Good morning. Here’s what you need to know.
– The S&P 500 closed over 2000 for the first time ever – just. Settling at 2000.02 after a new intraday high of 2005.04, stocks were buoyed by both more ebullience from European stocks markets on the prospect of QE from the ECB together with some solid US economic data.
– Durable goods orders surged 22.6% in July, largely on the back of some large Boeing orders, but non-defence capital goods were actually down 0.5%. The Case Shiller house price index was 0.2% with all cities lower than the previous month’s annual rate for the first time since 2008. But it was the huge jump in the Conference Board’s consumer confidence index to 92.4 this month which was the big news. This is the best result since October 2007, just after the collapse of Lehman Brothers.
– So at the close, as well as S&P 2000, we saw had the Dow up 0.18% to 17,107 and the Nasdaq up 0.3% to 4,571.
– In Europe, it’s all about free money and ECB QE. The FTSE rose 0.7% to 6,823, the DAX was 0.82% higher to 9,588 while the CAC was up 1.17% to 4,393. In Milan and Madrid, stocks rose 1.33% and 1.28% respectively.
– Locally, in overnight futures trade the SPI 200 September contract was up 8 points to 5605. The miners will have a little bit of relief given iron ore lifted 29 cents a tonne overnight to $89.54, but the price action on the local market hasn’t been very constructive the past couple of days, so the outlook is a little uncertain.
– In Asia yesterday, it was a poor day for stocks with the Nikkei down 0.59% to 15,521 and the Hang Seng off 0.37% to 25,075. Stocks in Shanghai are perilously close to big break of 2200 with a fall of 1% yesterday to 2,207.
– On Bond markets, US 10s closed at 2.4%, German 10s finished a point higher at 0.94% and UK Gilts played catch-up after their day off for the late Summer bank holiday (which I forgot to mention yesterday) rallying 7 points to 2.34%. The rally in the periphery continued as well, with Italian bonds down 4 pips to 2.42% and Spanish 10s down another 5 pips to 2.18%.
– On Currency markets, the focus on QE is keeping the euro under pressure with the brief foray above 1.32 giving way for weakness once again. It’s sitting at 1.31675. USDJPY is at 104.06, sterling is at 1.6540 and the Aussie remains becalmed at 0.9306.
– On Commodity markets, Iron Ore lifted a little as noted above.
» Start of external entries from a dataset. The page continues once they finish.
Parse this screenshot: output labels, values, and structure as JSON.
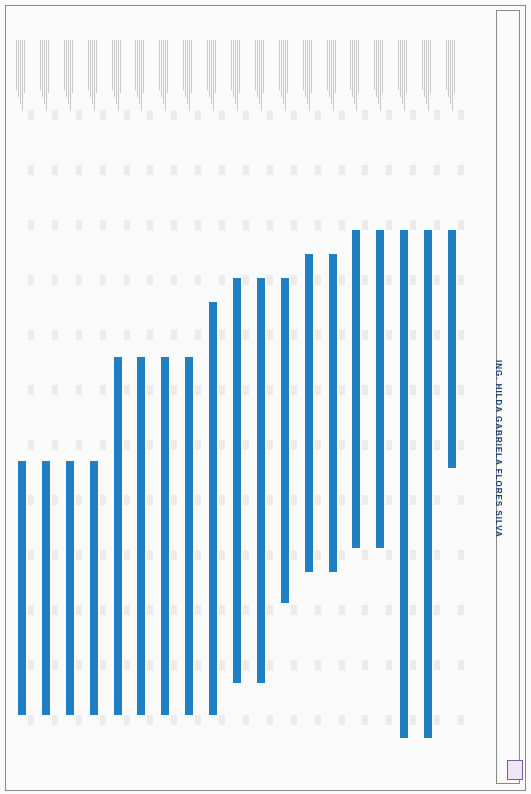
{
  "document": {
    "title": "ING. HILDA GABRIELA FLORES SILVA",
    "header_note": "",
    "subheader_note": ""
  },
  "gantt": {
    "bar_color": "#1f7fc0",
    "rows": [
      {
        "start": 0.58,
        "end": 0.9
      },
      {
        "start": 0.58,
        "end": 0.9
      },
      {
        "start": 0.58,
        "end": 0.9
      },
      {
        "start": 0.58,
        "end": 0.9
      },
      {
        "start": 0.45,
        "end": 0.9
      },
      {
        "start": 0.45,
        "end": 0.9
      },
      {
        "start": 0.45,
        "end": 0.9
      },
      {
        "start": 0.45,
        "end": 0.9
      },
      {
        "start": 0.38,
        "end": 0.9
      },
      {
        "start": 0.35,
        "end": 0.86
      },
      {
        "start": 0.35,
        "end": 0.86
      },
      {
        "start": 0.35,
        "end": 0.76
      },
      {
        "start": 0.32,
        "end": 0.72
      },
      {
        "start": 0.32,
        "end": 0.72
      },
      {
        "start": 0.29,
        "end": 0.69
      },
      {
        "start": 0.29,
        "end": 0.69
      },
      {
        "start": 0.29,
        "end": 0.93
      },
      {
        "start": 0.29,
        "end": 0.93
      },
      {
        "start": 0.29,
        "end": 0.59
      }
    ]
  }
}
Newcastle September Coal was up 35 cents to $70 a tonne. Nymex Crude was up 45 cents a barrel to $93.80 while Gold is at $1279 and Silver is $19.41 an ounce. Copper is at $3.20 as its recent strength persists. On the Ags, Soybeans are still ripping higher up 2.62% while Corn rose 0.9% and Wheat fell 0.18%.
– On the data front, we get construction work done in Australia today before the Gfk consumer confidence and trade data in Germany. In the US, it’s quiet with only the MBA mortgage applications out tonight.
And now from CMC Markets’ Ric Spooner is today’s Stock of the Day
Investors have pushed OSH shares higher since last week’s solid profit result.
Still, everything has a price and OSH shares look to have arrived at a chart resistance zone. If this is respected with a trend peak close to current levels, a move lower could be on the cards. This resistance is made up of:
• The top line of a trend channel
• The 78.6% Fibonacci retracement level
• A projection that the swing up from “b” to “c” will be about the same size as (100% of) the first leg of the correction up to “a”. This is common behaviour for “abc” corrections
Of course, none of this applies if there is no trend peak around current levels.